Code of Conduct : EC must crack the whip immediately
The Constituent Assembly (CA) election, which is scheduled to take place on April 10, appears to be a fun festival to some as they are amused by the performances of the main stakeholders, mainly the Prime Minister and the Election Commission (EC). During a meeting on March 16 between the Prime Minster and the Chief Election Commissioner (CEC) and other Commissioners the Prime Minister was reported to have assured the Election Commissioners (ECs) of holding the election at any cost in a free and fair manner while the latter informed the Prime Minister about the need to improve the law and order situation in the country, which has been deteriorating as the election date is coming nearer. Strangely, the two sides appear to be stepping into each other’s shoes.
Interestingly, the CEC also suggested to the PM the various security measures to be taken by the government as if CEC himself were the home secretary as during the mid-term polls held in 1994. Side by side, he has been advising the formation of a joint machinery of political parties at lower level to facilitate the election. Gradually, the election campaign is getting momentum with the candidates reaching voters on the one hand and complaints of violation of election Code of Conduct (CC) are increasing every other day. The news of aggressive campaign of the Maoists by intimidating voters and thrashing candidates of other political parties during the campaign is coming from the districts like Ramechap, Dhading, Okhaldhunga, Chitwan, Sunsari and Rasua. Candidates are not allowed to campaign freely. Ironically, the major partner in the coalition government, the Nepali Congress has lodged a complaint with the EC about the violation of the code of conduct by government owned media.
It is intriguing as to why the EC appears to be hesitant in taking stern action against the violators. The Election Commission Act, 2007 has empowered the EC under the clause 41(1) to take action directly against the violators, instead of writing to the departments/ministries under clause 41(2). Perhaps, since the EC is justly holding the election to the CA as a part of the peace process, it is reluctant to get harsh towards the violators fearing derailment of the peace process. However, it is a matter of great concern not only for the parties which are contesting election, but also for those who want free and fair polling so that the fairness of the whole electoral exercise is not questioned affecting the peace process adversely. It is the job of the EC to see that the electoral process is completed without losing people’s faith in it.
The implementation of the CC had been a tedious task for the EC in the past. In the first two parliamentary elections, there were violations of CC but those were not so serious as they are today. Especially, with regard to wall writings, during the 1999 election, there was hardly any wall writing as the EC was particular about it with the announcement of the election. The CC was operative with the announcement of the date.
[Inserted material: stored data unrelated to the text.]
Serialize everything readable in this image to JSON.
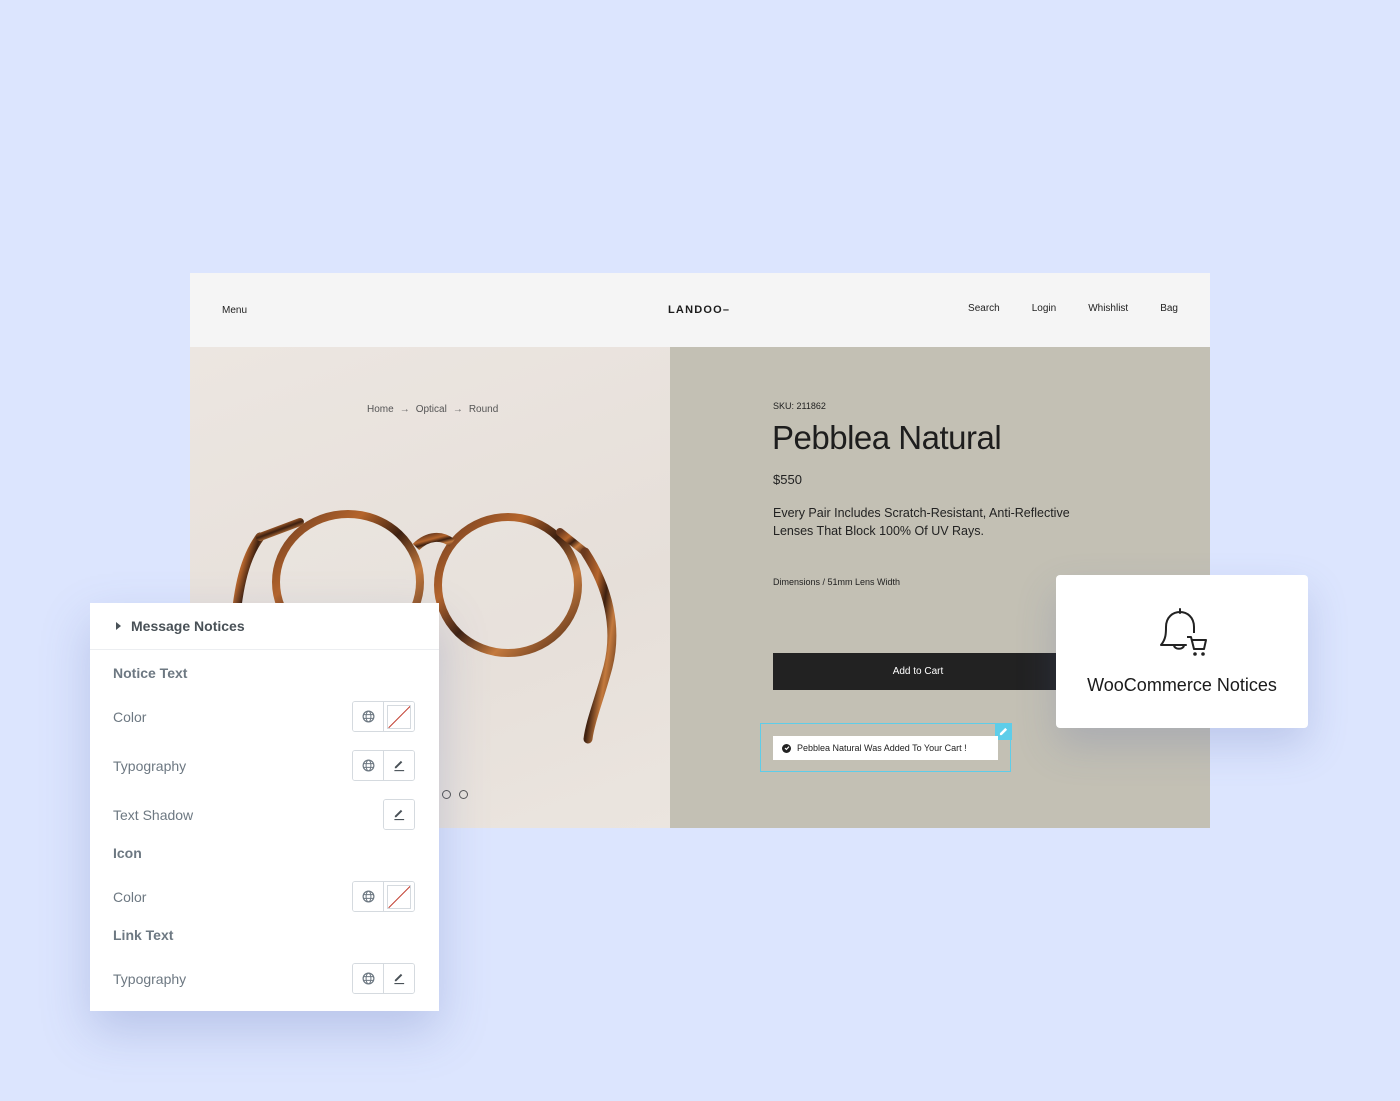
{
  "site": {
    "header": {
      "menu": "Menu",
      "logo": "LANDOO–",
      "nav": [
        "Search",
        "Login",
        "Whishlist",
        "Bag"
      ]
    },
    "breadcrumb": [
      "Home",
      "Optical",
      "Round"
    ],
    "breadcrumb_separator": "→",
    "product": {
      "sku": "SKU: 211862",
      "title": "Pebblea Natural",
      "price": "$550",
      "description": "Every Pair Includes Scratch-Resistant, Anti-Reflective Lenses That Block 100% Of UV Rays.",
      "dimensions": "Dimensions / 51mm Lens Width",
      "add_to_cart": "Add to Cart"
    },
    "notice": {
      "message": "Pebblea Natural Was Added To Your Cart !"
    },
    "slider_dots": 2
  },
  "widget_card": {
    "icon": "bell-cart-icon",
    "label": "WooCommerce Notices"
  },
  "panel": {
    "title": "Message Notices",
    "rows": [
      {
        "type": "section",
        "label": "Notice Text"
      },
      {
        "type": "control",
        "label": "Color",
        "controls": [
          "globe",
          "color-swatch"
        ]
      },
      {
        "type": "control",
        "label": "Typography",
        "controls": [
          "globe",
          "edit"
        ]
      },
      {
        "type": "control",
        "label": "Text Shadow",
        "controls": [
          "edit"
        ]
      },
      {
        "type": "section",
        "label": "Icon"
      },
      {
        "type": "control",
        "label": "Color",
        "controls": [
          "globe",
          "color-swatch"
        ]
      },
      {
        "type": "section",
        "label": "Link Text"
      },
      {
        "type": "control",
        "label": "Typography",
        "controls": [
          "globe",
          "edit"
        ]
      }
    ]
  },
  "colors": {
    "background": "#dce5fe",
    "hero_right": "#c3c0b4",
    "button": "#222222",
    "selection": "#5ecde9"
  }
}
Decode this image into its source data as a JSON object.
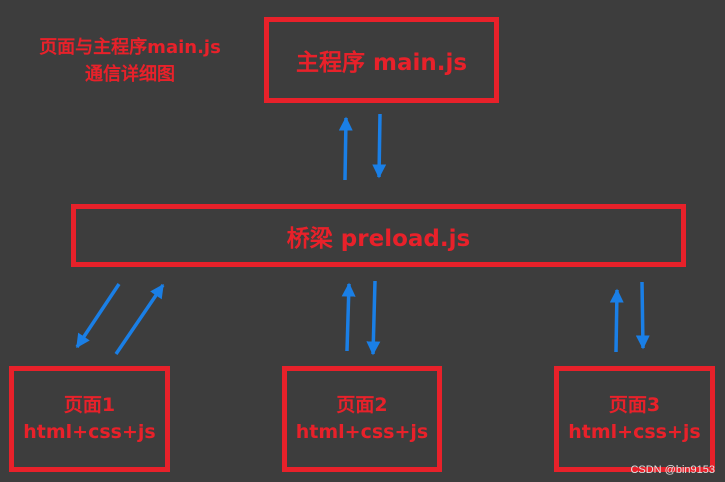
{
  "title": {
    "line1": "页面与主程序main.js",
    "line2": "通信详细图"
  },
  "boxes": {
    "main": {
      "label": "主程序 main.js"
    },
    "preload": {
      "label": "桥梁 preload.js"
    },
    "pages": [
      {
        "name": "页面1",
        "tech": "html+css+js"
      },
      {
        "name": "页面2",
        "tech": "html+css+js"
      },
      {
        "name": "页面3",
        "tech": "html+css+js"
      }
    ]
  },
  "watermark": "CSDN @bin9153",
  "colors": {
    "background": "#3d3d3d",
    "box_border": "#e8212a",
    "text": "#e8212a",
    "arrow": "#1a7fe6"
  }
}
The Election Commission has decided to engage high government officials to monitor the implementation of the CC. It is very difficult for them to come out openly against the politicians with whom they have worked and likely to work in future as well. It is therefore suggested that the Election Commission should think of engaging retired high-ranking officers who are likely to be more neutral while monitoring the electoral process. The Election Commission should have insisted on recruiting ex-security personnel in place of the contractual police force, being recruited by the government. They will be political workers in uniform. Such recruitment was not accepted by the Election Commission during 1999 elections. One should remember that Constituent Assembly election is not a parliamentary election, but an election that would elect a body that will frame a constitution providing the basic source of all laws required for governance. Such an opportunity was not available to the people earlier.
Regretfully, all political parties appear to be treating this election as an election to the House of Representatives (HoR) by nominating only those persons who have better chances to win without considering their capabilities to perform their role in the elected Constituent Assembly. Secondly, the Constituent Assembly election could not be taken as their common agenda as they could not come out with some common points/principles to be followed in course of framing the constitution. Thirdly, they could not reach unanimity on some common political leaders to be elected. Fourthly, they did not agree on some neutral personalities to be represented in the Constituent Assembly who could have been assets while making a new constitution. Ultimately, as the polling is for the Constituent Assembly, the Election Commission must crack its whip to see that the election campaign is peaceful.